Sarah se había marchado de Francia a finales de 1952, se había embarcado rumbo a América.

– ¿Por qué eligió Estados Unidos? -quise saber.

– Nos dijo que quería marcharse a un lugar que no estuviese contaminado por el Holocausto de la forma en que lo estaba Francia. Todos nos disgustamos mucho, sobre todo mis abuelos. La querían como a la hija que nunca tuvieron. Pero ella no lo dudó: se fue y nunca volvió. Al menos que yo sepa.

– ¿Y qué pasó con ella? -le pregunté. Sonaba igual que Nathalie, con el mismo entusiasmo y el mismo fervor.

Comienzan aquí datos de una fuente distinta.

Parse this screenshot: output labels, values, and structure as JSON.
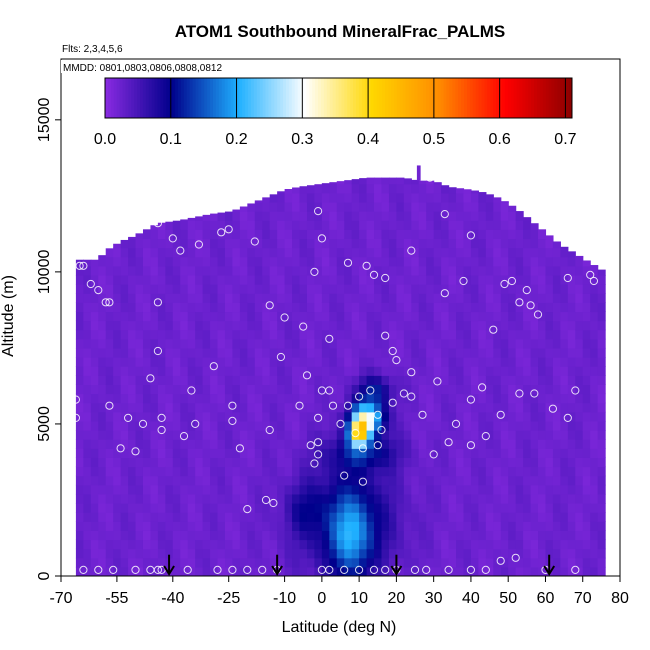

Gaspard Dufaure se encogió de hombros y exhaló un profundo suspiro. Se levantó, seguido del viejo perro ciego. Su esposa había preparado más café, fuerte y cargado. Nathalie se había quedado callada, acurrucada en el sillón, mirándonos a su abuelo y a mí en silencio. Recordará todo esto, me dije. Lo recordará todo.

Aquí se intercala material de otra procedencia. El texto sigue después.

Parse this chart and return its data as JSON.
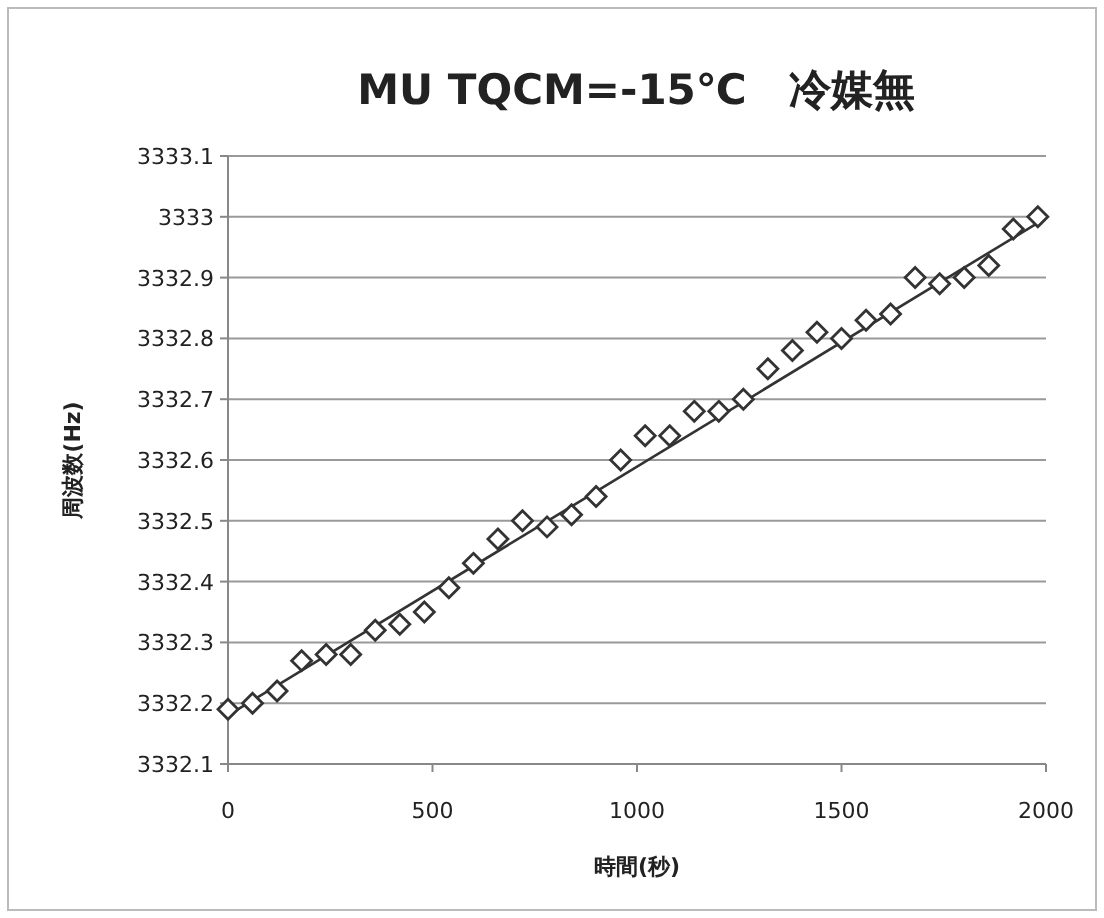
{
  "chart_data": {
    "type": "scatter",
    "title": "MU TQCM=-15℃　冷媒無",
    "xlabel": "時間(秒)",
    "ylabel": "周波数(Hz)",
    "xlim": [
      0,
      2000
    ],
    "xticks": [
      0,
      500,
      1000,
      1500,
      2000
    ],
    "ylim": [
      3332.1,
      3333.1
    ],
    "yticks": [
      3332.1,
      3332.2,
      3332.3,
      3332.4,
      3332.5,
      3332.6,
      3332.7,
      3332.8,
      3332.9,
      3333,
      3333.1
    ],
    "grid": "y",
    "series": [
      {
        "marker": "diamond",
        "color": "#333333",
        "x": [
          0,
          60,
          120,
          180,
          240,
          300,
          360,
          420,
          480,
          540,
          600,
          660,
          720,
          780,
          840,
          900,
          960,
          1020,
          1080,
          1140,
          1200,
          1260,
          1320,
          1380,
          1440,
          1500,
          1560,
          1620,
          1680,
          1740,
          1800,
          1860,
          1920,
          1980
        ],
        "values": [
          3332.19,
          3332.2,
          3332.22,
          3332.27,
          3332.28,
          3332.28,
          3332.32,
          3332.33,
          3332.35,
          3332.39,
          3332.43,
          3332.47,
          3332.5,
          3332.49,
          3332.51,
          3332.54,
          3332.6,
          3332.64,
          3332.64,
          3332.68,
          3332.68,
          3332.7,
          3332.75,
          3332.78,
          3332.81,
          3332.8,
          3332.83,
          3332.84,
          3332.9,
          3332.89,
          3332.9,
          3332.92,
          3332.98,
          3333.0
        ]
      },
      {
        "type": "line",
        "color": "#333333",
        "x": [
          0,
          1980
        ],
        "values": [
          3332.18,
          3332.99
        ]
      }
    ]
  }
}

Su abuelo volvió a sentarse con un gruñido y me dio el café. Miró a su alrededor, a las fotografías descoloridas de la pared, los muebles desgastados. Volvió a rascarse la cabeza y suspiró. Nathalie y yo estábamos a la espera. Por fin habló.

No había vuelto a saber de Sarah desde 1955.

– Les escribió un par de cartas a mis padres. Al año siguiente, envió una tarjeta para anunciar su boda. Recuerdo que mi padre nos dijo que Sarah iba a casarse con un yanqui. -Gaspard sonrió-. Estábamos muy contentos por ella. Pero después ya no hubo más llamadas ni llegaron más cartas, nunca más. Mis padres intentaron localizarla. Hicieron todo lo posible por dar con ella: llamaron a Nueva York, le escribieron cartas, le mandaron telegramas. También trataron de encontrar a su marido, pero nada. Sarah había desaparecido. Fue terrible para ellos. Durante años esperaron una señal, una llamada, una carta. Pero no recibieron nada. Luego mi abuelo murió a principios de los sesenta, y mi abuela le siguió pocos años después. Creo que los dos tenían roto el corazón.